Yさんもそんな愛すべき人物の一人であった。アマチュア交響楽団のコンサート・マスターながら酒乱であり、しかも女に溺れた。しかし、それも彼の純真無垢な心根と淋しがり屋の故であり、出世はしなかったが誰からも愛される人柄だった。私の釣りの師匠でもあり、夏はキス、冬はカワハギを狙う葉山でのボート釣りは忘れ得ぬ思い出である。
このYさんをモデルに、まともで面白みのない主人公が、純真さの故に生まれる狂気の先輩と接しながら硬貨の表裏の如く支え合う物語を描きたかった。テオとは、狂気の画家ゴッホを支えた弟である。
物語中、矢内原は肺癌で没する設定になっているが、この時点でYさんは健在であった。その後、検診で肺癌がみつかり還らぬ人となったのは、小説の脱稿後数年経ってから、私が既にNYに旅立った後のことである。結果的にこの作品が彼へのレクイエムとなった。
私自身もYさんの亡くなった齢を迎えてしまった。ひとは皆、その忘れ難き故人の背中を追って生きているのかもしれない。
☛「テオの末裔」
アメリカ自然史博物館にできた"Butterfly Conservatory"は、数十種類もの熱帯産の蝶を見られる温室である。週に一度、アフリカや南米にある"Butterfly Firm"から蛹を取り寄せここで孵化させる。莫大な労力と費用をかけてニューヨークでは見られない(勿論、日本でも)生きた蝶の幻想的な姿を見ることができる。
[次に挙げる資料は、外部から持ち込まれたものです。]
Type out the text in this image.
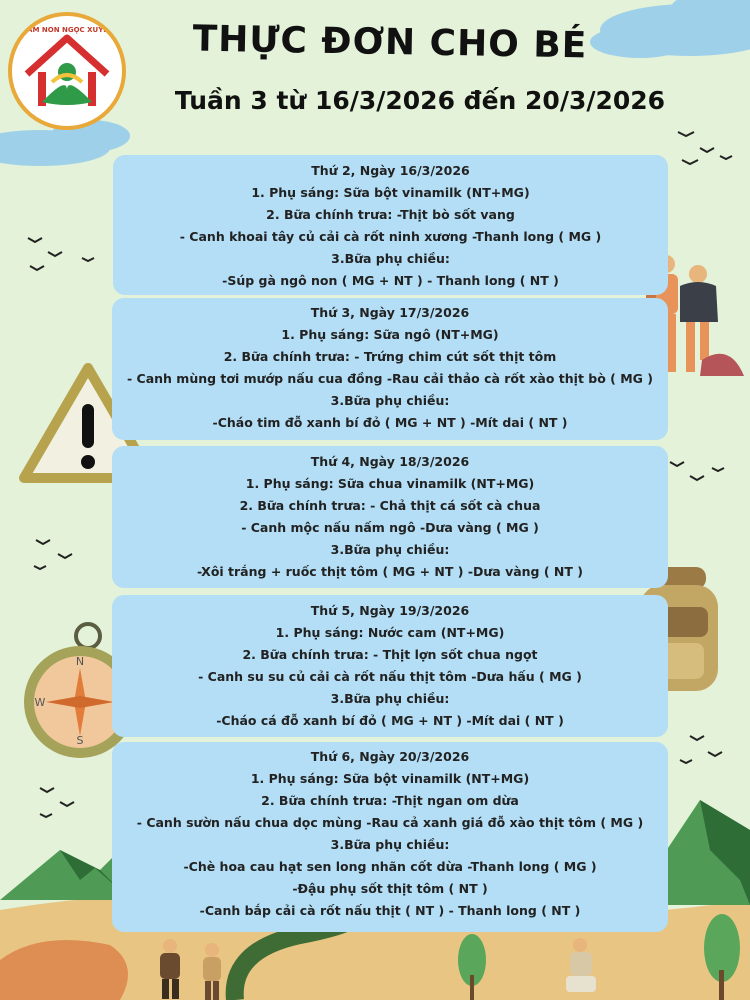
MẦM NON NGỌC XUYÊN	THỰC ĐƠN CHO BÉ
Tuần 3 từ 16/3/2026 đến 20/3/2026
N
S
W
Thứ 2, Ngày 16/3/2026
1. Phụ sáng: Sữa bột vinamilk (NT+MG)
2. Bữa chính trưa: -Thịt bò sốt vang
- Canh khoai tây củ cải cà rốt ninh xương -Thanh long ( MG )
3.Bữa phụ chiều:
-Súp gà ngô non ( MG + NT ) - Thanh long ( NT )
Thứ 3, Ngày 17/3/2026
1. Phụ sáng: Sữa ngô (NT+MG)
2. Bữa chính trưa: - Trứng chim cút sốt thịt tôm
- Canh mùng tơi mướp nấu cua đồng -Rau cải thảo cà rốt xào thịt bò ( MG )
3.Bữa phụ chiều:
-Cháo tim đỗ xanh bí đỏ ( MG + NT ) -Mít dai ( NT )
Thứ 4, Ngày 18/3/2026
1. Phụ sáng: Sữa chua vinamilk (NT+MG)
2. Bữa chính trưa: - Chả thịt cá sốt cà chua
- Canh mộc nấu nấm ngô -Dưa vàng ( MG )
3.Bữa phụ chiều:
-Xôi trắng + ruốc thịt tôm ( MG + NT ) -Dưa vàng ( NT )
Thứ 5, Ngày 19/3/2026
1. Phụ sáng: Nước cam (NT+MG)
2. Bữa chính trưa: - Thịt lợn sốt chua ngọt
- Canh su su củ cải cà rốt nấu thịt tôm -Dưa hấu ( MG )
3.Bữa phụ chiều:
-Cháo cá đỗ xanh bí đỏ ( MG + NT ) -Mít dai ( NT )
Thứ 6, Ngày 20/3/2026
1. Phụ sáng: Sữa bột vinamilk (NT+MG)
2. Bữa chính trưa: -Thịt ngan om dừa
- Canh sườn nấu chua dọc mùng -Rau cả xanh giá đỗ xào thịt tôm ( MG )
3.Bữa phụ chiều:
-Chè hoa cau hạt sen long nhãn cốt dừa -Thanh long ( MG )
-Đậu phụ sốt thịt tôm ( NT )
-Canh bắp cải cà rốt nấu thịt ( NT ) - Thanh long ( NT )
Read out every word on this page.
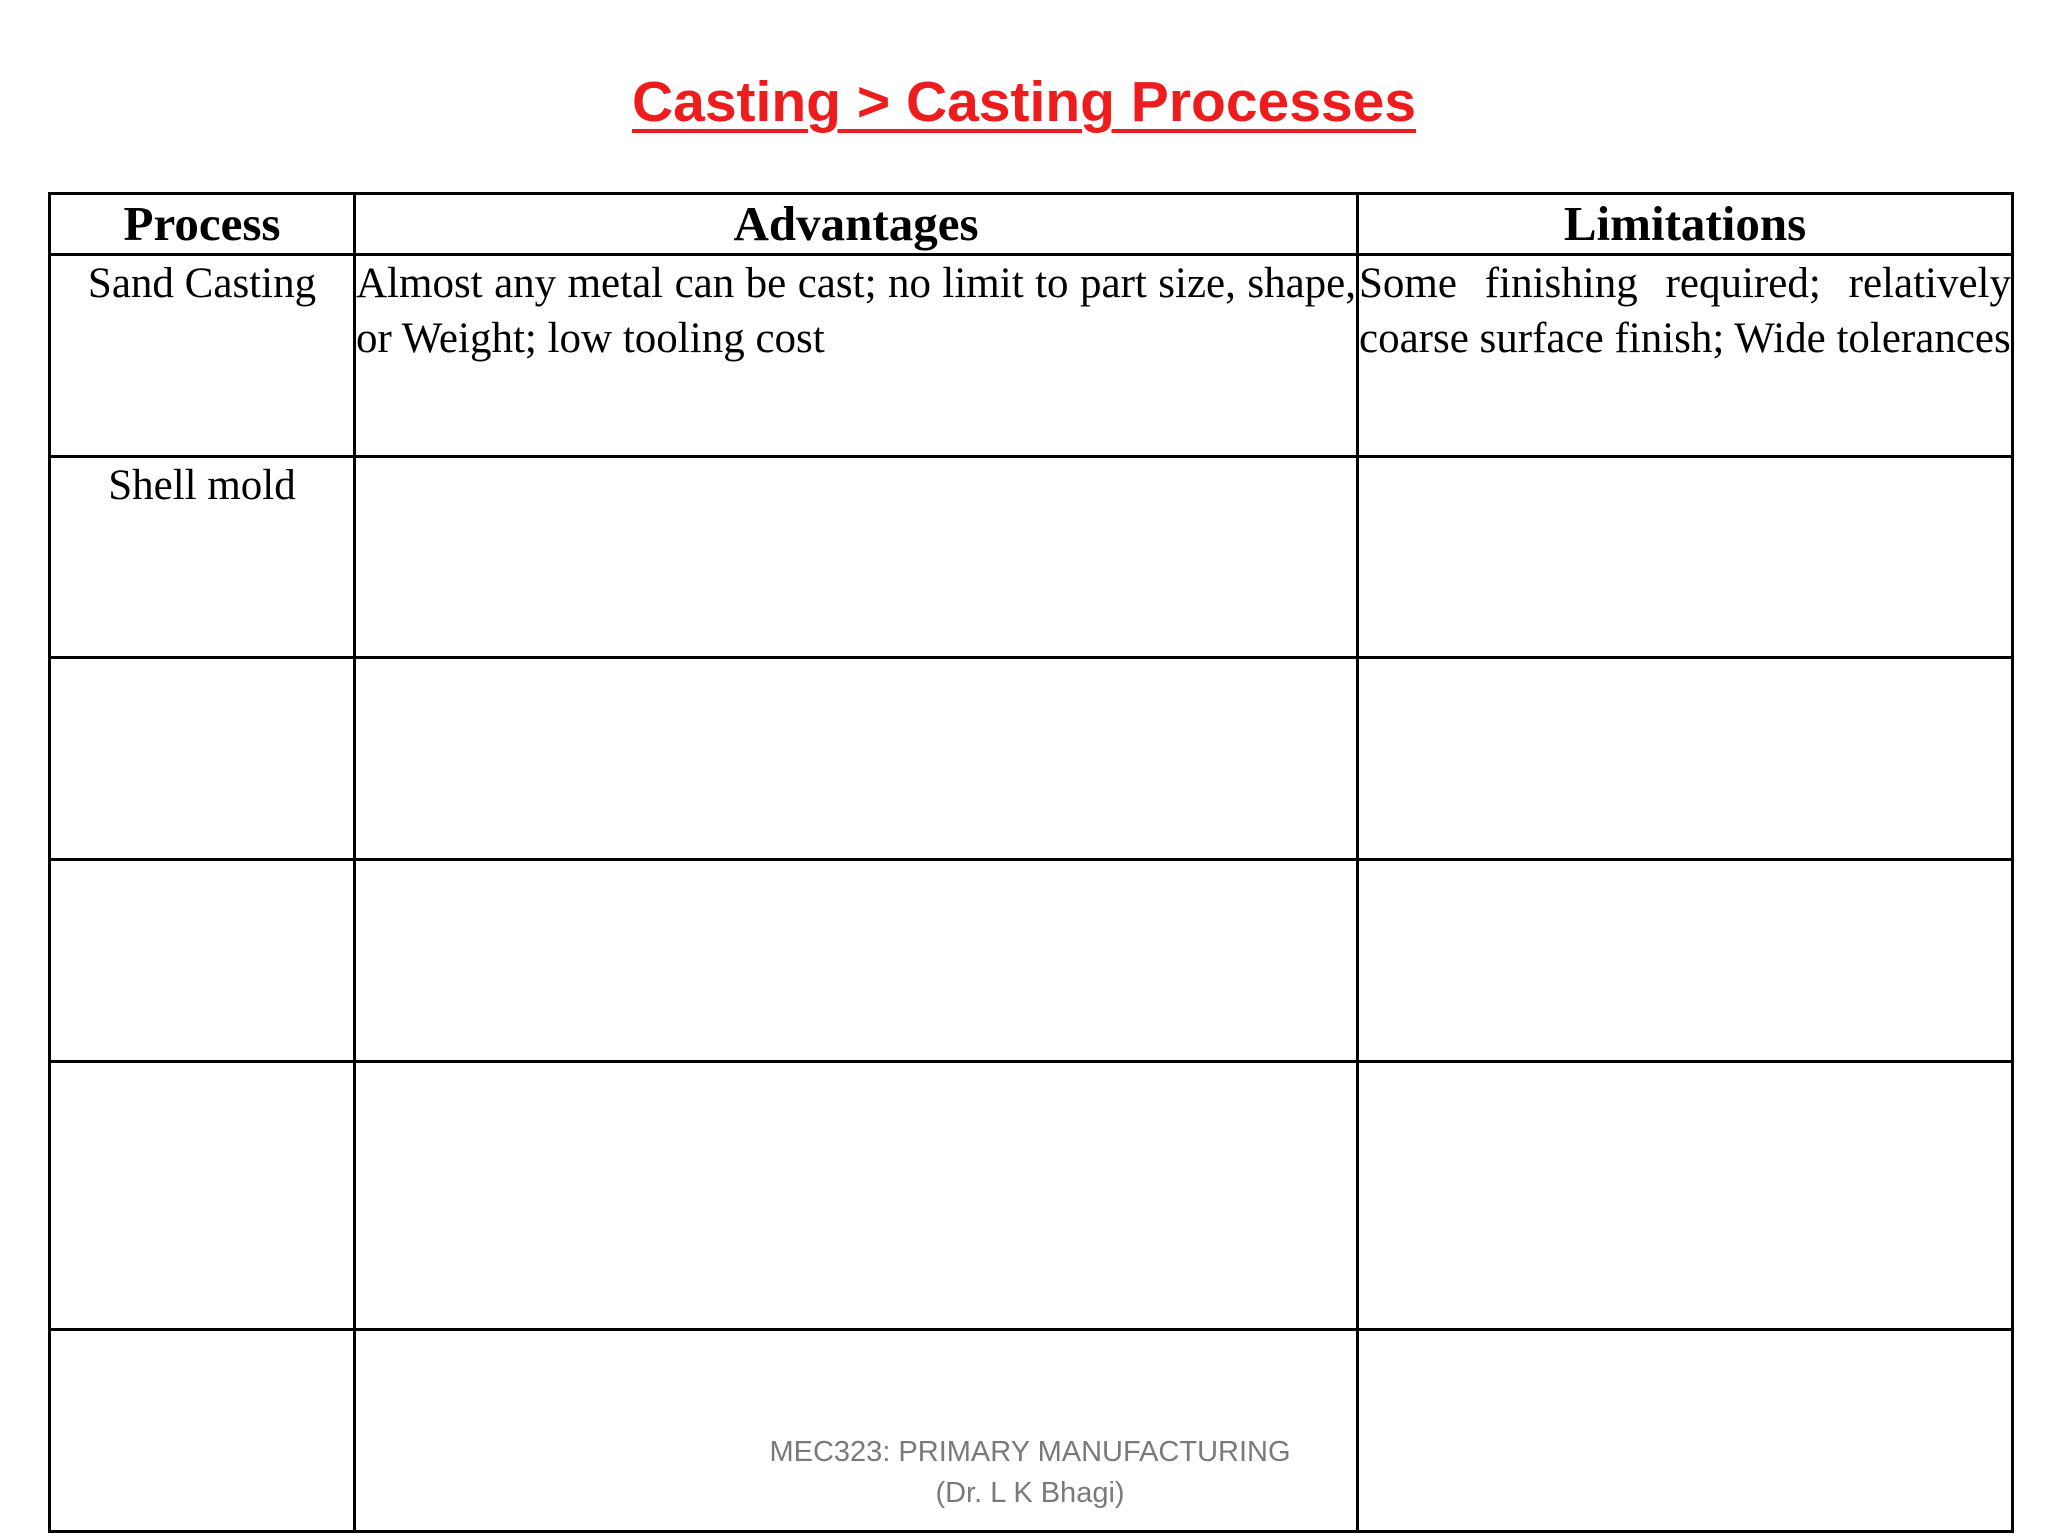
Casting > Casting Processes
Process	Advantages	Limitations
Sand Casting	Almost any metal can be cast; no limit to part size, shape, or Weight; low tooling cost	Some finishing required; relatively coarse surface finish; Wide tolerances
Shell mold		

MEC323: PRIMARY MANUFACTURING
(Dr. L K Bhagi)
『テオの末裔』の最後に記した蝶の逸話は、実はYさんではなく、それ以前に、やはり肺癌で亡くなったIさんの逸話を頂いた。国立がんセンターの病室に捕虫網を持ちこんで寝ながらそれでカーテンの開け閉めをしていた姿が忘れられない。Iさんは有能な経理マンだったが、両切のピースを毎日ひと缶吸うヘビースモーカーだった。そして彼も、Yさんの釣り仲間のひとりだった。お二人のご冥福をお祈りしたい。